🤖 AI Summary
To address reinforcement learning instability caused by dynamic feature-space expansion and insufficient agent collaboration in structured-data feature transformation, this paper proposes HMA-FT, a heterogeneous multi-agent reinforcement learning framework. HMA-FT decouples feature selection and cross-feature generation via a heterogeneous agent specialization mechanism; enhances inter-agent coordination through a shared critic and multi-head attention; and improves policy stability under dynamic feature spaces via state encoding.

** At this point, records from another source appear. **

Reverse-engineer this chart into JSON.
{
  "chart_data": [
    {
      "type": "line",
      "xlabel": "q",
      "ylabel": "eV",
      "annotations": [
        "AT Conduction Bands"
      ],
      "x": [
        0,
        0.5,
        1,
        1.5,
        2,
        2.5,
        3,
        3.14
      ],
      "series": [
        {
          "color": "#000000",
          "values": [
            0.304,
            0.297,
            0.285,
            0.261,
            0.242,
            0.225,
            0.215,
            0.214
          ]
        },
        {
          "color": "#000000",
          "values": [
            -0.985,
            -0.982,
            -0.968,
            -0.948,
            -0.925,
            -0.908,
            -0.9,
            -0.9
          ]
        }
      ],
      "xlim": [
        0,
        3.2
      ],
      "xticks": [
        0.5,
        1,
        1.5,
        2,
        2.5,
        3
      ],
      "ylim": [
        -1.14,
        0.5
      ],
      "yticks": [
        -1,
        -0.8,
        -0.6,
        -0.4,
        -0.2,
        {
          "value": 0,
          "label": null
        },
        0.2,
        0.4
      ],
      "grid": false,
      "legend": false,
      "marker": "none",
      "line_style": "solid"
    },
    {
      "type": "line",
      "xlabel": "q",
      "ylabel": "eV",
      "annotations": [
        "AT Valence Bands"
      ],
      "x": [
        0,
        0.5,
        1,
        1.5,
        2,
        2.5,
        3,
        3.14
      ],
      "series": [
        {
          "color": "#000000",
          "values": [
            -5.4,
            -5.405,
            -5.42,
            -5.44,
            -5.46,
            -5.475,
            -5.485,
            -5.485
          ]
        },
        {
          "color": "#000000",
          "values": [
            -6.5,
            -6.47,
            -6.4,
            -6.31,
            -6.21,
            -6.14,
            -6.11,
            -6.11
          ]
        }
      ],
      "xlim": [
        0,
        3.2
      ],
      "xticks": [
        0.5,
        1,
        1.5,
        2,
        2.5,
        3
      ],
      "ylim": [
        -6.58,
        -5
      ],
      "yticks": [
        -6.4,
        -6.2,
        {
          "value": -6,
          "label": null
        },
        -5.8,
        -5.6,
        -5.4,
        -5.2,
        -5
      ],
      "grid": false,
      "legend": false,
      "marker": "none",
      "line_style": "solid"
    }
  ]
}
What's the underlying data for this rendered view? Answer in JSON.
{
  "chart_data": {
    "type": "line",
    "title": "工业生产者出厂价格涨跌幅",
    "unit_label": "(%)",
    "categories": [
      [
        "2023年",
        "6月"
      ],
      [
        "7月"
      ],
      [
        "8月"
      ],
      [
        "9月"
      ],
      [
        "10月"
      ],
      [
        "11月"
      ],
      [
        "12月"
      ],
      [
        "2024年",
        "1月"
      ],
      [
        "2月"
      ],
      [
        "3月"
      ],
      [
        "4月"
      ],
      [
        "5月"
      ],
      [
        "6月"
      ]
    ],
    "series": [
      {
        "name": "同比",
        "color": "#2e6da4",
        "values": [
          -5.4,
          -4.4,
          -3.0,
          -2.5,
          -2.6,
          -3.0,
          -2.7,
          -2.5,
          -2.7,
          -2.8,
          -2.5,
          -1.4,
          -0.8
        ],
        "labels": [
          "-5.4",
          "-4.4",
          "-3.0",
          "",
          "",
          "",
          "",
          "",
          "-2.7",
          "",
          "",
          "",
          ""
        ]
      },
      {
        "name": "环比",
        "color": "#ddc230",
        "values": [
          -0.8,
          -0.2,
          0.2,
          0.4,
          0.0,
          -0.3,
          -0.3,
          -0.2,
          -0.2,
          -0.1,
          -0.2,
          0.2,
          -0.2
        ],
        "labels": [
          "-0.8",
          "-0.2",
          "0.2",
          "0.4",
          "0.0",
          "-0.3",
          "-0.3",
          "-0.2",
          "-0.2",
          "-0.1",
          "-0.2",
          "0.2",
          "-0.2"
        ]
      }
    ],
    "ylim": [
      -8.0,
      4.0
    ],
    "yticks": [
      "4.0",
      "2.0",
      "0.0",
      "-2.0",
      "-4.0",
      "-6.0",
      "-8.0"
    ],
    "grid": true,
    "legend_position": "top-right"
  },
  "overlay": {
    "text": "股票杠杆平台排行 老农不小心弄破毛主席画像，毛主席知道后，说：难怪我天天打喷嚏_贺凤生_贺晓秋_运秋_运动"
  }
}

Experiments demonstrate that HMA-FT consistently outperforms existing automated feature transformation methods on classification and regression tasks, achieving significant gains in effectiveness, inference efficiency, out-of-distribution robustness, and decision interpretability. The framework establishes a novel paradigm for adaptive feature engineering on high-dimensional structured data.
📝 Abstract
Feature transformation enhances downstream task performance by generating informative features through mathematical feature crossing. Despite the advancements in deep learning, feature transformation remains essential for structured data, where deep models often struggle to capture complex feature interactions. Prior literature on automated feature transformation has achieved success but often relies on heuristics or exhaustive searches, leading to inefficient and time-consuming processes. Recent works employ reinforcement learning (RL) to enhance traditional approaches through a more effective trial-and-error way. However, two limitations remain: 1) Dynamic feature expansion during the transformation process, which causes instability and increases the learning complexity for RL agents; 2) Insufficient cooperation and communication between agents, which results in suboptimal feature crossing operations and degraded model performance. To address them, we propose a novel heterogeneous multi-agent RL framework to enable cooperative and scalable feature transformation. The framework comprises three heterogeneous agents, grouped into two types, each designed to select essential features and operations for feature crossing. To enhance communication among these agents, we implement a shared critic mechanism that facilitates information exchange during feature transformation. To handle the dynamically expanding feature space, we tailor multi-head attention-based feature agents to select suitable features for feature crossing. Additionally, we introduce a state encoding technique during the optimization process to stabilize and enhance the learning dynamics of the RL agents, resulting in more robust and reliable transformation policies. Finally, we conduct extensive experiments to validate the effectiveness, efficiency, robustness, and interpretability of our model.